Packaging: Improving Customer Satisfaction While Lowering Cost

By In Insight On 7th December 2022

Supply chain professionals have been forced to adapt over the last three years. Port congestion, equipment shortages, and an unstable labor market have created a market dynamic where many companies are moving their supply chain closer to home.

Surging e-commerce sales have constrained the capacity of traditional delivery companies like UPS and Fed Ex. They have left companies scrambling for ways to move more products through their supply chain.

Sometimes, the answer is obvious; they should be looking at their packaging.


Questions that professionals should be asking themselves include:

  1. Does the packaging protect the product? 
  2. Is there wasted space in the packaging that results in the carriers charging for dimensional weight? 
  3. Is the packaging recyclable?
  4. Does the packaging convey the company's sales and marketing message? 

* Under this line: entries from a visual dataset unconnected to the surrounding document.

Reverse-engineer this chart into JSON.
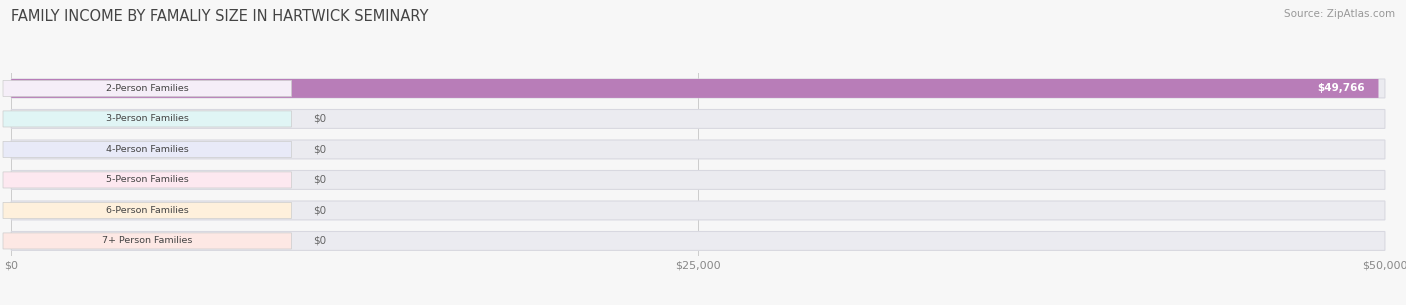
{
  "title": "FAMILY INCOME BY FAMALIY SIZE IN HARTWICK SEMINARY",
  "source": "Source: ZipAtlas.com",
  "categories": [
    "2-Person Families",
    "3-Person Families",
    "4-Person Families",
    "5-Person Families",
    "6-Person Families",
    "7+ Person Families"
  ],
  "values": [
    49766,
    0,
    0,
    0,
    0,
    0
  ],
  "bar_colors": [
    "#b87db8",
    "#6fc4c0",
    "#9fa8d8",
    "#f090aa",
    "#f5c080",
    "#f0a898"
  ],
  "label_bg_colors": [
    "#f5eef8",
    "#e0f5f5",
    "#e8eaf8",
    "#fde8f0",
    "#fef0dc",
    "#fde8e4"
  ],
  "value_labels": [
    "$49,766",
    "$0",
    "$0",
    "$0",
    "$0",
    "$0"
  ],
  "xlim": [
    0,
    50000
  ],
  "xticks": [
    0,
    25000,
    50000
  ],
  "xticklabels": [
    "$0",
    "$25,000",
    "$50,000"
  ],
  "background_color": "#f7f7f7",
  "bar_bg_color": "#ebebf0",
  "title_fontsize": 10.5,
  "source_fontsize": 7.5,
  "figsize": [
    14.06,
    3.05
  ],
  "dpi": 100
}
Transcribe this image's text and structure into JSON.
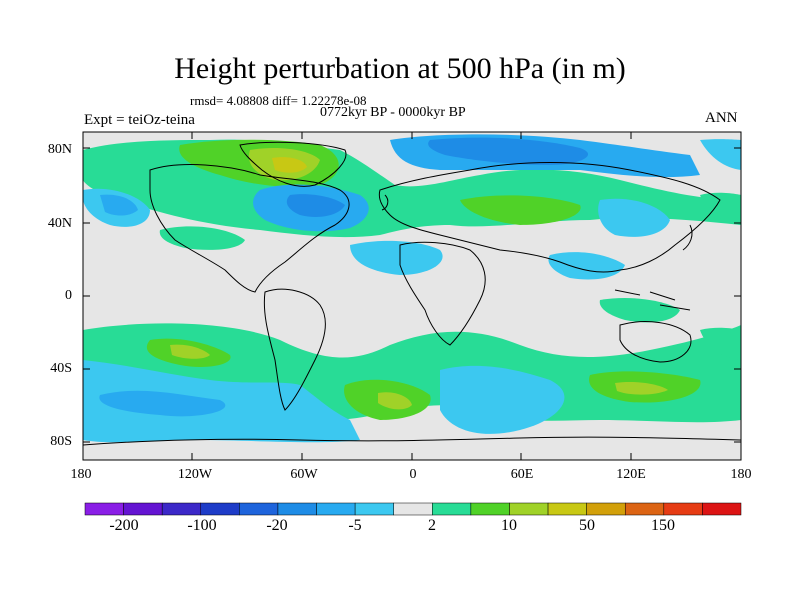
{
  "title": "Height perturbation at 500 hPa (in m)",
  "stats": "rmsd= 4.08808 diff= 1.22278e-08",
  "period": "0772kyr BP - 0000kyr BP",
  "experiment": "Expt = teiOz-teina",
  "season": "ANN",
  "lat_labels": [
    "80N",
    "40N",
    "0",
    "40S",
    "80S"
  ],
  "lon_labels": [
    "180",
    "120W",
    "60W",
    "0",
    "60E",
    "120E",
    "180"
  ],
  "colorbar": {
    "colors": [
      "#8a1ee6",
      "#6414d2",
      "#3c28c8",
      "#1e3cc8",
      "#1e64dc",
      "#1e8ce6",
      "#28aaf0",
      "#3cc8f0",
      "#e6e6e6",
      "#28dc96",
      "#50d228",
      "#a0d228",
      "#c8c814",
      "#d2a00a",
      "#dc6414",
      "#e63c14",
      "#dc1414"
    ],
    "labels": [
      "-200",
      "-100",
      "-20",
      "-5",
      "2",
      "10",
      "50",
      "150"
    ]
  },
  "palette": {
    "background_field": "#e6e6e6",
    "coastline": "#000000"
  }
}
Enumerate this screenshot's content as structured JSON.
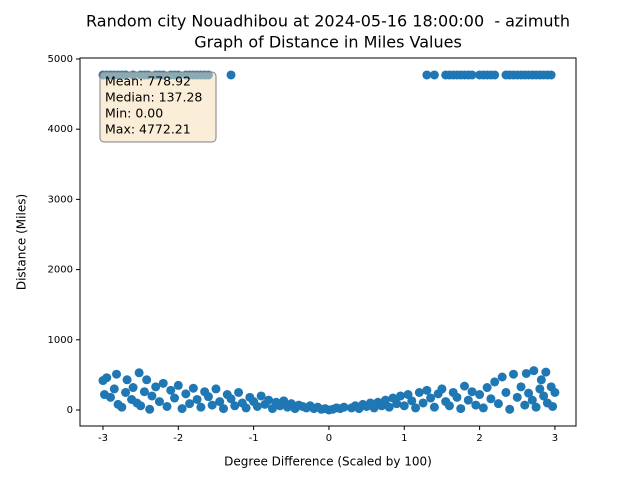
{
  "chart_data": {
    "type": "scatter",
    "title": "Random city Nouadhibou at 2024-05-16 18:00:00  - azimuth",
    "subtitle": "Graph of Distance in Miles Values",
    "x_label": "Degree Difference (Scaled by 100)",
    "y_label": "Distance (Miles)",
    "annotation": [
      "Mean: 778.92",
      "Median: 137.28",
      "Min: 0.00",
      "Max: 4772.21"
    ],
    "xlim": [
      -3.305,
      3.28
    ],
    "ylim": [
      -228,
      5014
    ],
    "xticks": [
      -3,
      -2,
      -1,
      0,
      1,
      2,
      3
    ],
    "yticks": [
      0,
      1000,
      2000,
      3000,
      4000,
      5000
    ],
    "grid": false,
    "x": [
      -3.0,
      -2.95,
      -2.9,
      -2.85,
      -2.8,
      -2.75,
      -2.7,
      -2.6,
      -2.5,
      -2.45,
      -2.4,
      -2.3,
      -2.25,
      -2.2,
      -2.1,
      -2.05,
      -2.0,
      -1.9,
      -1.85,
      -1.8,
      -1.75,
      -1.7,
      -1.65,
      -1.6,
      -1.3,
      1.3,
      1.4,
      1.55,
      1.6,
      1.65,
      1.7,
      1.75,
      1.8,
      1.85,
      1.9,
      2.0,
      2.05,
      2.1,
      2.15,
      2.2,
      2.35,
      2.4,
      2.45,
      2.5,
      2.55,
      2.6,
      2.65,
      2.7,
      2.75,
      2.8,
      2.85,
      2.9,
      2.95,
      -3.0,
      -2.98,
      -2.95,
      -2.9,
      -2.85,
      -2.82,
      -2.8,
      -2.75,
      -2.7,
      -2.68,
      -2.62,
      -2.6,
      -2.55,
      -2.52,
      -2.5,
      -2.45,
      -2.42,
      -2.38,
      -2.35,
      -2.3,
      -2.25,
      -2.2,
      -2.15,
      -2.1,
      -2.05,
      -2.0,
      -1.95,
      -1.9,
      -1.85,
      -1.8,
      -1.75,
      -1.7,
      -1.65,
      -1.6,
      -1.55,
      -1.5,
      -1.45,
      -1.4,
      -1.35,
      -1.3,
      -1.25,
      -1.2,
      -1.15,
      -1.1,
      -1.05,
      -1.0,
      -0.95,
      -0.9,
      -0.85,
      -0.8,
      -0.75,
      -0.7,
      -0.65,
      -0.6,
      -0.55,
      -0.5,
      -0.45,
      -0.4,
      -0.35,
      -0.3,
      -0.25,
      -0.2,
      -0.15,
      -0.1,
      -0.05,
      0,
      0.05,
      0.1,
      0.15,
      0.2,
      0.3,
      0.35,
      0.4,
      0.45,
      0.5,
      0.55,
      0.6,
      0.65,
      0.7,
      0.75,
      0.8,
      0.85,
      0.9,
      0.95,
      1.0,
      1.05,
      1.1,
      1.15,
      1.2,
      1.25,
      1.3,
      1.35,
      1.4,
      1.45,
      1.5,
      1.55,
      1.6,
      1.65,
      1.7,
      1.75,
      1.8,
      1.85,
      1.9,
      1.95,
      2.0,
      2.05,
      2.1,
      2.15,
      2.2,
      2.25,
      2.3,
      2.35,
      2.4,
      2.45,
      2.5,
      2.55,
      2.6,
      2.62,
      2.65,
      2.7,
      2.72,
      2.75,
      2.8,
      2.82,
      2.85,
      2.88,
      2.9,
      2.95,
      2.97,
      3.0
    ],
    "series": [
      {
        "name": "Distance",
        "color": "#1f77b4",
        "values": [
          4772,
          4772,
          4772,
          4772,
          4772,
          4772,
          4772,
          4772,
          4772,
          4772,
          4772,
          4772,
          4772,
          4772,
          4772,
          4772,
          4772,
          4772,
          4772,
          4772,
          4772,
          4772,
          4772,
          4772,
          4772,
          4772,
          4772,
          4772,
          4772,
          4772,
          4772,
          4772,
          4772,
          4772,
          4772,
          4772,
          4772,
          4772,
          4772,
          4772,
          4772,
          4772,
          4772,
          4772,
          4772,
          4772,
          4772,
          4772,
          4772,
          4772,
          4772,
          4772,
          4772,
          420,
          220,
          460,
          180,
          300,
          510,
          80,
          40,
          250,
          430,
          150,
          320,
          100,
          530,
          60,
          260,
          430,
          10,
          200,
          330,
          120,
          380,
          50,
          280,
          170,
          350,
          20,
          230,
          90,
          310,
          150,
          40,
          260,
          190,
          70,
          300,
          120,
          20,
          220,
          160,
          60,
          250,
          100,
          30,
          180,
          120,
          50,
          200,
          80,
          140,
          20,
          110,
          60,
          130,
          40,
          90,
          20,
          70,
          50,
          30,
          60,
          20,
          40,
          10,
          20,
          0,
          10,
          30,
          20,
          40,
          30,
          60,
          20,
          80,
          50,
          100,
          30,
          110,
          60,
          140,
          40,
          170,
          90,
          200,
          60,
          220,
          130,
          30,
          250,
          100,
          280,
          170,
          40,
          230,
          300,
          120,
          60,
          250,
          180,
          20,
          340,
          140,
          260,
          70,
          220,
          30,
          320,
          160,
          400,
          90,
          470,
          250,
          10,
          510,
          180,
          330,
          70,
          520,
          240,
          140,
          560,
          40,
          300,
          430,
          200,
          540,
          100,
          330,
          50,
          250
        ]
      }
    ]
  }
}
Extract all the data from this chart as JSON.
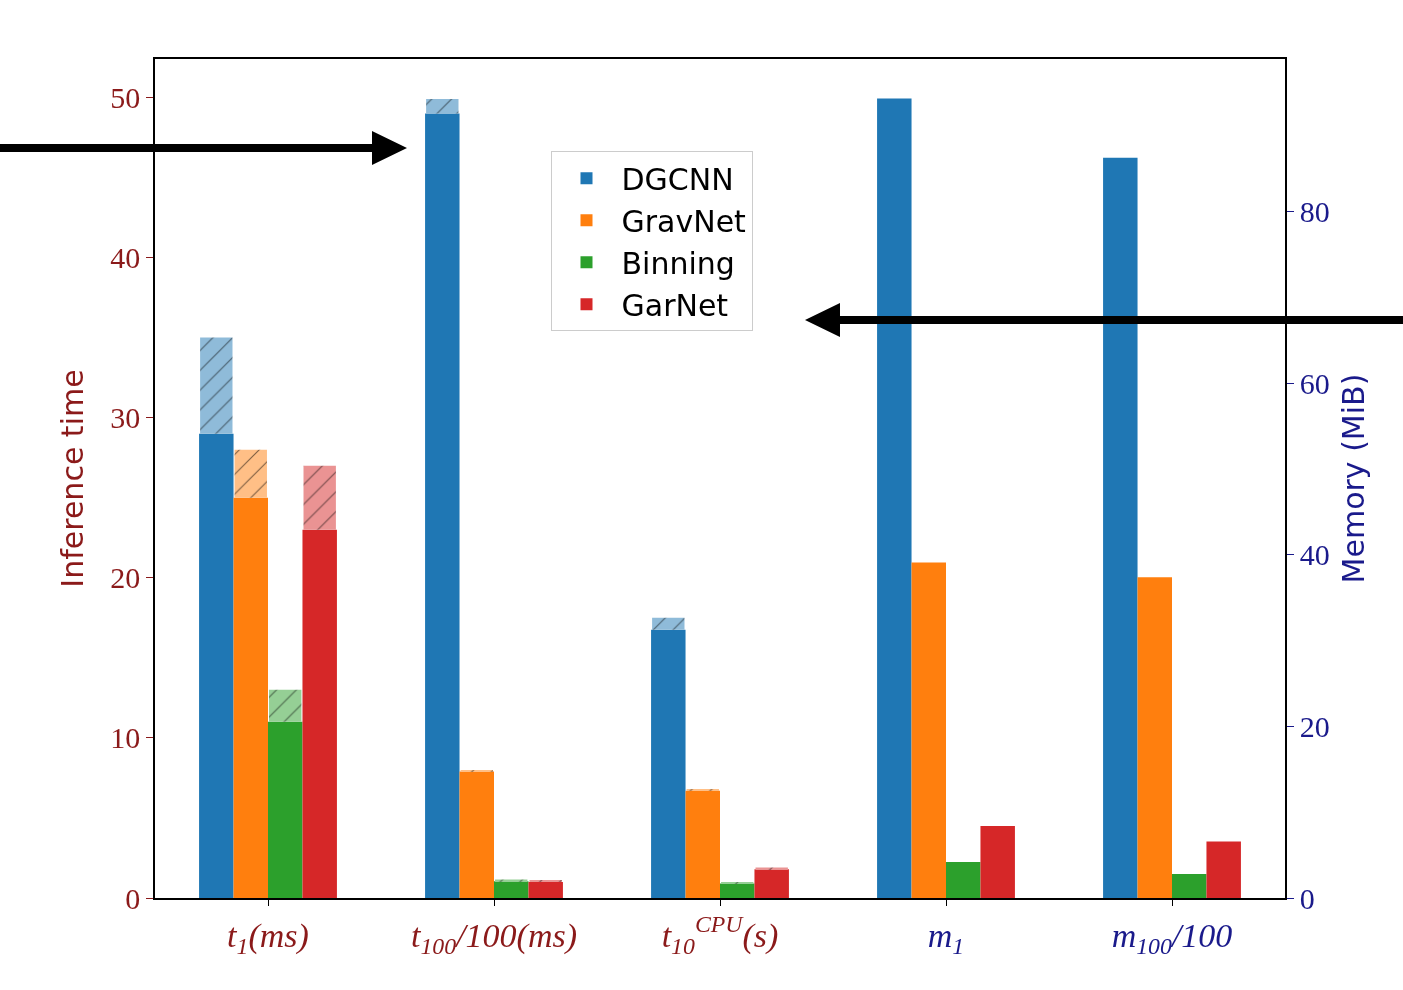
{
  "chart_data": {
    "type": "bar",
    "categories": [
      "t$_{1}$(ms)",
      "t$_{100}$/100(ms)",
      "t$_{10}$$^{CPU}$(s)",
      "m$_{1}$",
      "m$_{100}$/100"
    ],
    "ylabel": "Inference time",
    "y2label": "Memory (MiB)",
    "ylim": [
      0,
      52.4
    ],
    "yticks": [
      0,
      10,
      20,
      30,
      40,
      50
    ],
    "y2lim": [
      0,
      97.8
    ],
    "y2ticks": [
      0,
      20,
      40,
      60,
      80
    ],
    "series": [
      {
        "name": "DGCNN",
        "color": "#1f77b4",
        "values": [
          29,
          49,
          16.75,
          null,
          null
        ]
      },
      {
        "name": "GravNet",
        "color": "#ff7f0e",
        "values": [
          25,
          7.9,
          6.7,
          null,
          null
        ]
      },
      {
        "name": "Binning",
        "color": "#2ca02c",
        "values": [
          11,
          1.05,
          0.9,
          null,
          null
        ]
      },
      {
        "name": "GarNet",
        "color": "#d62728",
        "values": [
          23,
          1.0,
          1.8,
          null,
          null
        ]
      },
      {
        "color": "#8fbbd9",
        "base": [
          29,
          49,
          16.75,
          null,
          null
        ],
        "values": [
          6,
          0.9,
          0.75,
          null,
          null
        ]
      },
      {
        "color": "#ffbf86",
        "base": [
          25,
          7.9,
          6.7,
          null,
          null
        ],
        "values": [
          3,
          0.1,
          0.1,
          null,
          null
        ]
      },
      {
        "color": "#95cf95",
        "base": [
          11,
          1.05,
          0.9,
          null,
          null
        ],
        "values": [
          2,
          0.1,
          0.1,
          null,
          null
        ]
      },
      {
        "color": "#ea9393",
        "base": [
          23,
          1.0,
          1.8,
          null,
          null
        ],
        "values": [
          4,
          0.1,
          0.1,
          null,
          null
        ]
      },
      {
        "color": "#1f77b4",
        "axis": "y2",
        "values": [
          null,
          null,
          null,
          93.2,
          86.3
        ]
      },
      {
        "color": "#ff7f0e",
        "axis": "y2",
        "values": [
          null,
          null,
          null,
          39.1,
          37.4
        ]
      },
      {
        "color": "#2ca02c",
        "axis": "y2",
        "values": [
          null,
          null,
          null,
          4.2,
          2.8
        ]
      },
      {
        "color": "#d62728",
        "axis": "y2",
        "values": [
          null,
          null,
          null,
          8.4,
          6.6
        ]
      }
    ],
    "legend": "top"
  }
}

When analyzing packaging decisions, product managers should take advantage of the expertise of the warehouse and shipping departments.


Shippable Packaging 

The warehouse will tell you that any product shipped via e-commerce should come in a shippable package. Products that are packaged this way minimize storage charges (no need for a box inventory), minimize dunnage, and speed up the order fulfillment process. Shippable boxes may add some initial cost to the product, but this will be recovered in lower storage and fulfillment fees and a better chance to minimize dimensional charges. 


Recommended Packaging

Companies can leverage their carrier relationships to test their packaging early in the process. Both Fed Ex and UPS have labs that test packaging and make recommendations. These are free services from the carriers.


Going Green 

If multiple products are combined into a box, there are options for recyclable dunnage. For example, bio-degradable packaging peanuts made from corn starch or pea protein, dissolve when they get wet. Recycled paper options also create dunnage that minimizes product movement in a master carton.


Working with the product team at the start of a product life, a packaging expert can make recommendations that convey your company's message in a way that is also more sustainable. More consumers and vendors are conscious of a company's sustainability efforts, which may provide a differentiator.  

If 2023 follows the current trend, more companies will be near-shoring manufacturing or creating final value-add close to the customer. Considerations should be given to bringing on some packaging expertise to lower costs and improve sustainability.